La dette bancaire est souvent la première option envisagée pour financer un projet — puis rapidement écartée. Trop compliqué, trop exigeant, pas accessible. On se tourne alors vers le leasing ou le tiers-investissement, qui semblent plus simples à obtenir, mais qui coûtent systématiquement plus cher.
C'est souvent une erreur d'abandon prématuré. Et il existe des outils concrets pour débloquer cette piste que la plupart des entreprises n'utilisent pas.
Pourquoi la dette bancaire mérite d'être creusée
La dette bancaire — ou dette senior, c'est-à-dire prioritaire sur toutes les autres — présente un inconvénient réel : elle consomme de la capacité d'endettement. Ce que vous empruntez aujourd'hui pour financer une pompe à chaleur ou un compresseur, vous ne pourrez plus l'emprunter demain pour un investissement plus structurant.
C'est un arbitrage légitime. Si votre capacité d'endettement bancaire est un actif stratégique à préserver pour des projets futurs importants, il peut être pertinent de la réserver — et de financer vos opérations d'efficacité énergétique autrement, avec des solutions dont le coût est couvert par les économies générées.
Mais si cette contrainte ne s'applique pas à vous, la dette bancaire reste la solution la moins chère. Et il existe aujourd'hui deux leviers concrets pour convaincre votre banque — que très peu d'entreprises mobilisent.
Levier 1 — La garantie verte BPI
Si votre projet présente un intérêt environnemental objectif — réduction de consommation énergétique, décarbonation d'un process — votre banque peut se couvrir auprès de la BPI via sa garantie verte.
Ce que ça change concrètement : la BPI peut couvrir jusqu'à 80 % du prêt.
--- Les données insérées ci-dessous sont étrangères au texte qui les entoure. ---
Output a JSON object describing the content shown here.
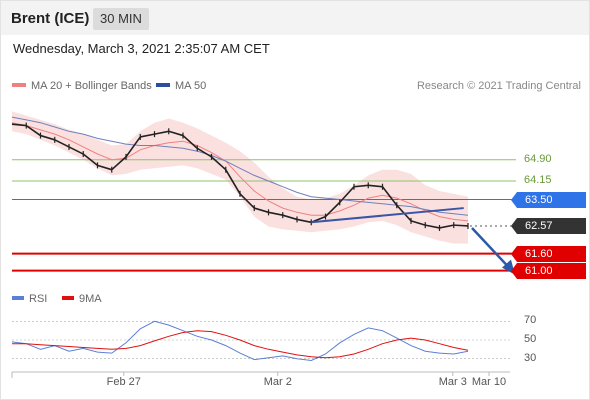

En cas de défaut de votre part, la banque récupère 80 % de son capital auprès de la BPI. Son risque réel est donc réduit à 20 %. C'est une différence considérable dans l'analyse de risque d'un dossier.
Le problème : beaucoup de banquiers n'y pensent pas. Ce n'est pas un réflexe systématique dans les agences. Si vous montez un dossier de financement pour une opération d'efficacité énergétique, mentionnez explicitement la garantie verte BPI à votre interlocuteur. C'est souvent lui qui a besoin d'être informé, pas vous.
Levier 2 — La garantie de reprise de l'équipement
Quand votre projet porte sur un équipement qui a de la valeur sur un marché secondaire — c'est-à-dire un équipement facile à désinstaller et à revendre — vous disposez d'un actif que votre banque peut utiliser comme sécurité.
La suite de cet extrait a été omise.